Vertical Burn - Earl Emerson [159]
Annie Sortland died in the burn ward a week after mistakenly naming Finney as her attacker.
Although dozens of people were treated for burns, heat exhaustion, smoke inhalation, and cuts from falling glass, the rest of the wedding group upstairs made it out safely. Two were already slated to publish books on their experience.
Though it was known that money had been funneled from Patterson Cole to finance the group of renegade firefighters, Cole was dead and his assistant missing, so nobody yet had the full story. Monahan and Tony Finney both maintained that the go-between for the money was G. A., and that he had, by his own account, dealt only with Norris Radford. Cole, desperate for cash to pay off his wife in their divorce settlement, knew he couldn’t sell off enough assets at fair market value in time, so he’d decided to get the cash in his own way.

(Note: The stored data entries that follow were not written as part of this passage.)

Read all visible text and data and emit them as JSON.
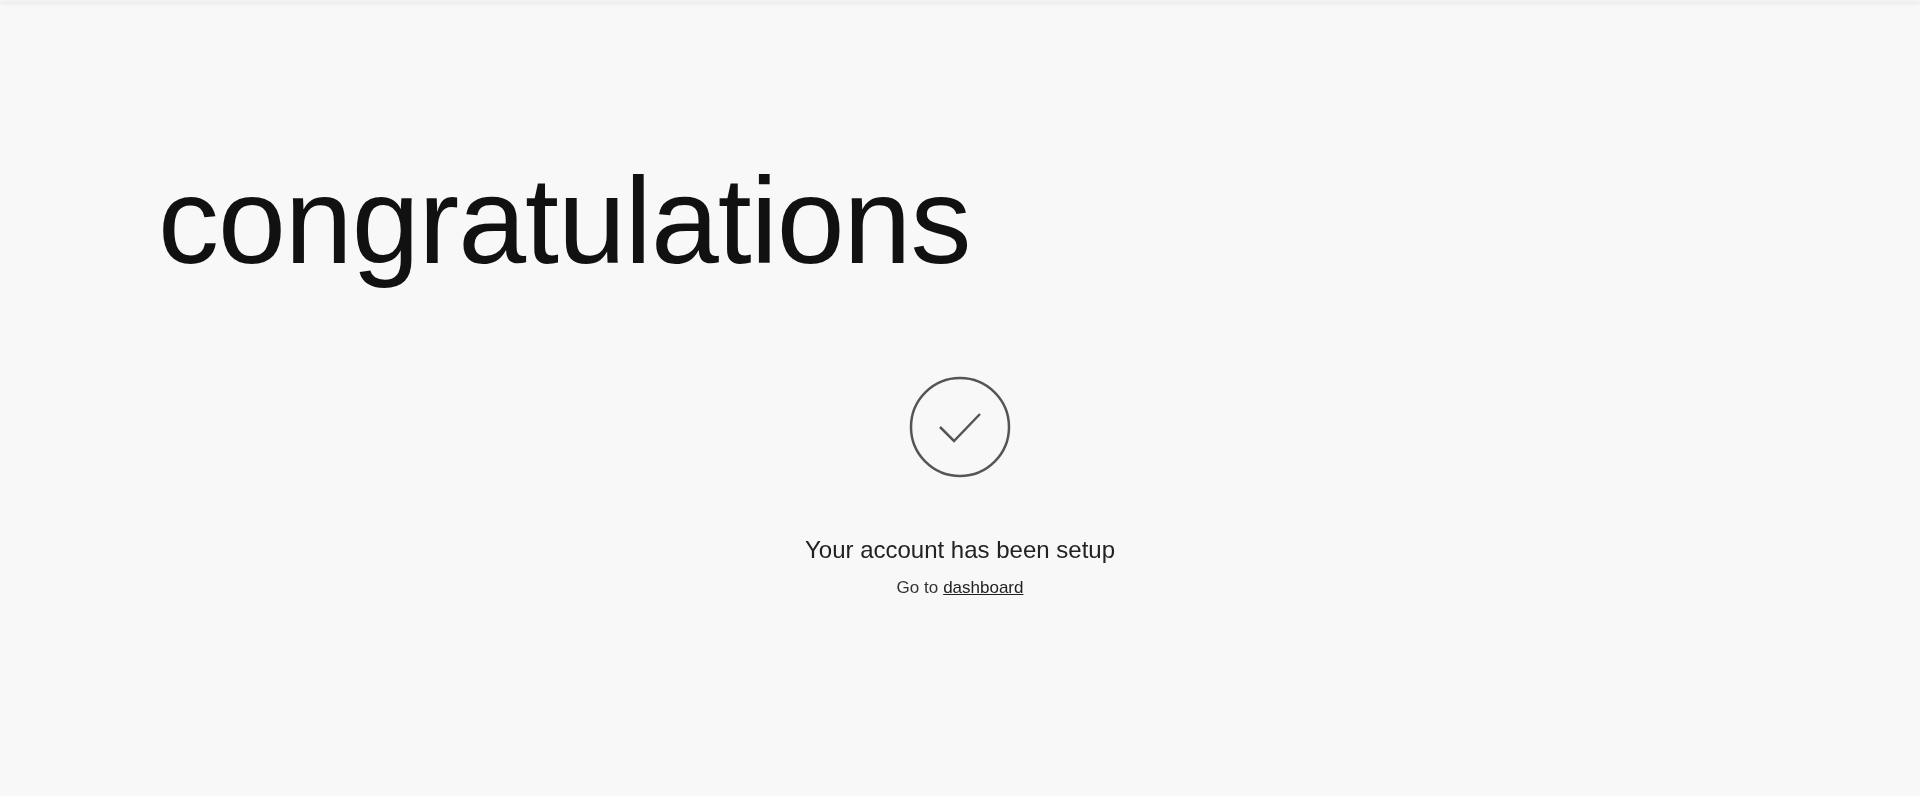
{
  "heading": "congratulations",
  "message": "Your account has been setup",
  "link_line": {
    "prefix": "Go to",
    "link": "dashboard"
  }
}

When all was said and done, the fire department found an abandoned engine in the street in front of the Columbia Tower, an exact duplicate of Engine 10.

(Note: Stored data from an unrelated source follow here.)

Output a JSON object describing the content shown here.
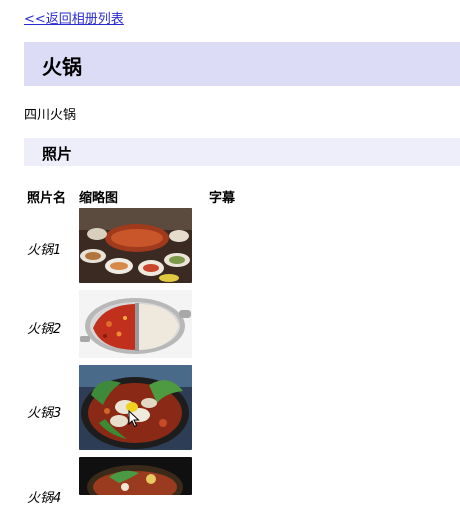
{
  "nav": {
    "back_label": "<<返回相册列表"
  },
  "album": {
    "title": "火锅",
    "description": "四川火锅"
  },
  "photos_section": {
    "heading": "照片"
  },
  "table": {
    "headers": {
      "name": "照片名",
      "thumbnail": "缩略图",
      "caption": "字幕"
    },
    "rows": [
      {
        "name": "火锅1",
        "caption": "",
        "thumbnail_icon": "hotpot-feast-thumbnail"
      },
      {
        "name": "火锅2",
        "caption": "",
        "thumbnail_icon": "split-pot-thumbnail"
      },
      {
        "name": "火锅3",
        "caption": "",
        "thumbnail_icon": "hotpot-greens-thumbnail"
      },
      {
        "name": "火锅4",
        "caption": "",
        "thumbnail_icon": "hotpot-dark-thumbnail"
      }
    ]
  },
  "colors": {
    "link": "#2b2bd0",
    "title_bg": "#dcdcf7",
    "section_bg": "#eeeefb"
  }
}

A day and a half after the fire, one of the building engineers, a man named Adolph Piacentini, drove his car across the Canadian border at Blaine, Washington, and, a few miles later, parked under some trees just off Highway 1 outside New Westminster, where he blew his brains out with a .357 revolver he’d smuggled illegally into the province. As was the case with some suicides, it had taken him two shots. He left no note, but his adult daughter said he had medical debts and had been especially troubled the past few weeks. Always safety conscious, he’d inserted ear plugs prior to the shooting.
“You expecting somebody?” Diana asked, turning her head casually toward the dock.
“What?”
“Those people coming down the gangway. Some woman. Your father. Looks like Smith, and I bet that other guy’s the senator who’s giving out the medals tonight.” Finney was already scrambling down the ladder to the lower deck. He’d called in with the excuse that he wasn’t well enough to attend the ceremony.
There were four of them: the personnel director for the city, a woman named Roetke; acting Seattle fire chief Smith; ex–battalion chief Gil Finney; and Senator Jon Stevenson, who was to present the awards at the Seattle Center in two hours. After they’d shaken hands all around—Finney remaining on the couch under a blanket—the senator said, “It’s a shame you’re not well enough to attend the ceremonies.”
“I pleaded with the doctors,” Finney lied.
“And you must be Diana Moore, the other firefighter I’ve heard so much about.”
“Yes, sir.”
A well-dressed, silver-tongued man in his sixties, the senator had spent most of his career in the state legislature before going to Washington, D.C. Neither Finney nor Diana bothered to correct his misimpressions of the Columbia Tower fire, of which there were many.
When they were ready to leave, Finney’s father approached the couch. “Both my sons are heroes. You went up and got those people. And Tony came forward and confessed. That probably took more guts than what you did.”
Once again, even though he was headed for prison, Tony had come out ahead in his father’s mind. It didn’t matter. People were screwed up. Finney smiled and said, “I love you, Dad.” His father nodded and stepped to the back of the room.
After everyone left, Finney and Diana went out onto the lower deck of the houseboat. The sun had sunk over the hill behind them, and a great shadow was quickly sweeping across the choppy waters. On the far shore, cars on the freeway sent the occasional sliver of reflected sunlight across the water.
After a while, Diana touched Finney on the cheek with the back of her hand. “Something bothering you?”
“A lot of things.”
“Me, too. But the farther we travel away from it, the smaller it gets.”
“Some philosopher say that?”
“Yeah. Me.” When he sat down, she straddled his lap, facing him. They kissed. After a few moments she said, “You coming back to the department?”